Use the function name to call the function from an SQL request. The function name is not necessarily the database object name stored in DBC.TVM.
| Specific Name | Name Stored in DBC.TVM |
|---|---|
| Not assigned to the function | Function name. The function name must be unique within its database. |
| Assigned to the function | Specific function name. The function name need not be unique within its database. See "Function Class Clause" in Using Clauses: CREATE FUNCTION and REPLACE FUNCTION (External Form). |
You can give a function the same name as a column, but avoid ambiguity. For example, if the column name is followed with a database-style type clause as in the following example, then the system assumes that text_find is a reference to the function named text_find, not a reference to the identically named column text_find:
text_find(FLOAT),
- Use the ANSI syntax for CAST to make an explicit declaration of data type rather than a function parameter. For example,
CAST (text_find as FLOAT)
- Qualify the column name fully. For example,
sales.text_find (FLOAT)
In this example, sales is the table that contains the column named text_find.

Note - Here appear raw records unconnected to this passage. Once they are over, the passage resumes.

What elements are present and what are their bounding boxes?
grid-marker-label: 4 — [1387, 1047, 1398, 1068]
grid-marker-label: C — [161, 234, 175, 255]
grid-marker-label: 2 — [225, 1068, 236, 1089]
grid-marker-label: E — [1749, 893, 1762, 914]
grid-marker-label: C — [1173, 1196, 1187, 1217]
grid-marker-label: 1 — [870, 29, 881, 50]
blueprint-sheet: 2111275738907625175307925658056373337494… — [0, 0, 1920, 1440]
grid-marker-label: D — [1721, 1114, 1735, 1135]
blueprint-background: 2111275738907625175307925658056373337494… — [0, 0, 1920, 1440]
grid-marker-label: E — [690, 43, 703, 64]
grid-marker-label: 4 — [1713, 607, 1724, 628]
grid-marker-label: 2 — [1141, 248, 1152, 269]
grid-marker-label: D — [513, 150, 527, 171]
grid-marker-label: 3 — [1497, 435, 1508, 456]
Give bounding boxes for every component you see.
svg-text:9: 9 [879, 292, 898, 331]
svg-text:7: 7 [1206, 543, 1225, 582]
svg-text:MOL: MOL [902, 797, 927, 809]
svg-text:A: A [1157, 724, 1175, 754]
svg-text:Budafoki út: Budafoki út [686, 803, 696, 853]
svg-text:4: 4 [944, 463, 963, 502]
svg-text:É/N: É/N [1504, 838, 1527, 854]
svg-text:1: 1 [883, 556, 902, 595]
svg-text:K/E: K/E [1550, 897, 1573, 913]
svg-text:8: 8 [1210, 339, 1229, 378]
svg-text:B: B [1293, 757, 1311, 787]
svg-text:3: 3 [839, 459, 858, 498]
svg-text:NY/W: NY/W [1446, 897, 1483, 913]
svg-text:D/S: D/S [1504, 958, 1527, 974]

The scope of the function name is the database or user that contains it. If the function is in a different database or user than your default, you can precede the function name with its containing database or user name.
Multiple functions can have the same function name. This is called function name overloading. If you overload function names, the parameter type specifications among the overloaded function names must be sufficiently different to be distinguishable or you must use the TD_ANYTYPE parameter data type. You cannot overload the names of functions written to enforce row-level security.